GHARIB: An important warning to taxpayers from the IRS about a
sophisticated telephone fraud the agency is calling the biggest scam of its
kind ever. Callers claim to be with the IRS are targeting tax filers,
demanding immediate payment for overdue taxes. And a lot of people are
falling for it.

Hampton Pearson has more.

(BEGIN VIDEOTAPE)

HAMPTON PEARSON, NIGHTLY BUSINESS REPORT CORRESPONDENT (voice-over):
With the April 15th tax deadline a little more than three weeks away, both
the IRS and the top Treasury Department troubleshooter are warning
taxpayers about what they say is the largest ever telephone fraud scam.

More than 20,000 taxpayers in nearly every state in the country have
collectively paid over $1 million to telephone scammers and con artists in
recent months. Individuals claiming to be IRS agents on the phone
demanding debit card payments or a wire transfer. The scammers threaten
their victims with arrests, deportation, or loss of their driver`s license
if they refuse to pay.

The IRS says its first contact with people about unpaid taxes is
usually by mail, not the telephone. And no one from the IRS asks for
payment using a prepaid debit card, wire transfer and the agency does not
take credit card numbers over the phone. If you owe taxes or think you may
owe federal taxes, hang up and call the IRS at 800-829-1040.

(END VIDEOTAPE)

PEARSON: And this is the second time in the last six months the IRS
has put out an alert about this particular telephone scam, which as we said
has gone nationwide.

GHARIB: Hampton, this is really surprising. It just astounds me that
people are buying into this. What are the tricks that these scammers are
using? They`re obviously very persuasive and convincing that it really is
the IRS that`s calling.

PEARSON: Well, these telephone con artists are intimidating their
potential victims by using fake IRS badge numbers. Sometimes, Susie,
believe it or not, they even have gotten ahold of the last four digits of
some of the victims` Social Security numbers and also using caller ID phone
numbers that look pretty authentic.

MATHISEN: Any red flags on these calls, Hampt?

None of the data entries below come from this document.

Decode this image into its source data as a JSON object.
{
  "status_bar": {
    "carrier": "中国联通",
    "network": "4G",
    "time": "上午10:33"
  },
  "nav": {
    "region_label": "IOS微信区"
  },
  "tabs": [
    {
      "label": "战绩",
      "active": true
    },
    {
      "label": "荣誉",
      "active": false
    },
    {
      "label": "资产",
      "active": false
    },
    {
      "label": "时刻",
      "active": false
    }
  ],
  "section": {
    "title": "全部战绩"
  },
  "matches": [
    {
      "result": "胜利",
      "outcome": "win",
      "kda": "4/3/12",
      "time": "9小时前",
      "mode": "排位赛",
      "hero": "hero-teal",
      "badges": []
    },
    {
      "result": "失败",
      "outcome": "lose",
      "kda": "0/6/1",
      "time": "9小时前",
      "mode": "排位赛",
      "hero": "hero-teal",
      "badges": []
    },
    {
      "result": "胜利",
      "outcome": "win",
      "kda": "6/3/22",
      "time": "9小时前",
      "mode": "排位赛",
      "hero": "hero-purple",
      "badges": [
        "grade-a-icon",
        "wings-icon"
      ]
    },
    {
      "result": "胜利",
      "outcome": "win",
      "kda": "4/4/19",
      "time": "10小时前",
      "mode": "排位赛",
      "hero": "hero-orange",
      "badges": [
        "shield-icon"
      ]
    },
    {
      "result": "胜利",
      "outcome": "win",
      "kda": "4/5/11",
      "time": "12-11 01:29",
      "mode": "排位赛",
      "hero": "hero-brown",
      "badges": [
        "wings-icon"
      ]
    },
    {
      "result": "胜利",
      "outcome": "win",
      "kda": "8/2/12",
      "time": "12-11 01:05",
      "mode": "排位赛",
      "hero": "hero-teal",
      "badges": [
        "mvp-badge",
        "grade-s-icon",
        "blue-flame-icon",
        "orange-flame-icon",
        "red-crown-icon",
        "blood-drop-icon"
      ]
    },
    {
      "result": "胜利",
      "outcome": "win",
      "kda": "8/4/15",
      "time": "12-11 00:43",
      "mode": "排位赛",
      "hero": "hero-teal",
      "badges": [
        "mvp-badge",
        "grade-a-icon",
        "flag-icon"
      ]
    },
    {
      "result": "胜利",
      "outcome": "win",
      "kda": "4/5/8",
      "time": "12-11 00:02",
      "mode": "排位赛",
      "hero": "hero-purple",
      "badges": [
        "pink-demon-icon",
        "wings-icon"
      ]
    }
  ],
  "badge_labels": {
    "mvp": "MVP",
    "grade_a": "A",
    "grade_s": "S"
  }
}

PEARSON: Well, one other final reminder from the IRS, they say their
employees will never request personal or financial information by e-mail,
text or any kind of social media.

GHARIB: All right. Hampton Pearson, reporting from Washington,
thanks a lot, Hampton.

MATHISEN: Well, now to the latest type of identity breach you need to
know about — medical ID theft, including cyber attacks on all your medical
records and data from health care companies. It is a growing problem with
50 million reported data breaches each year.

Sheila Dharmarajan has more.

(BEGIN VIDEOTAPE)

SHEILA DHARMARAJAN, NIGHTLY BUSINESS REPORT CORRESPONDENT (voice-
over): It`s a classic case of identity theft with medical twist. This
cyber thieves target billing and insurance records because your Social
Security number, address and credit card info are all in one place.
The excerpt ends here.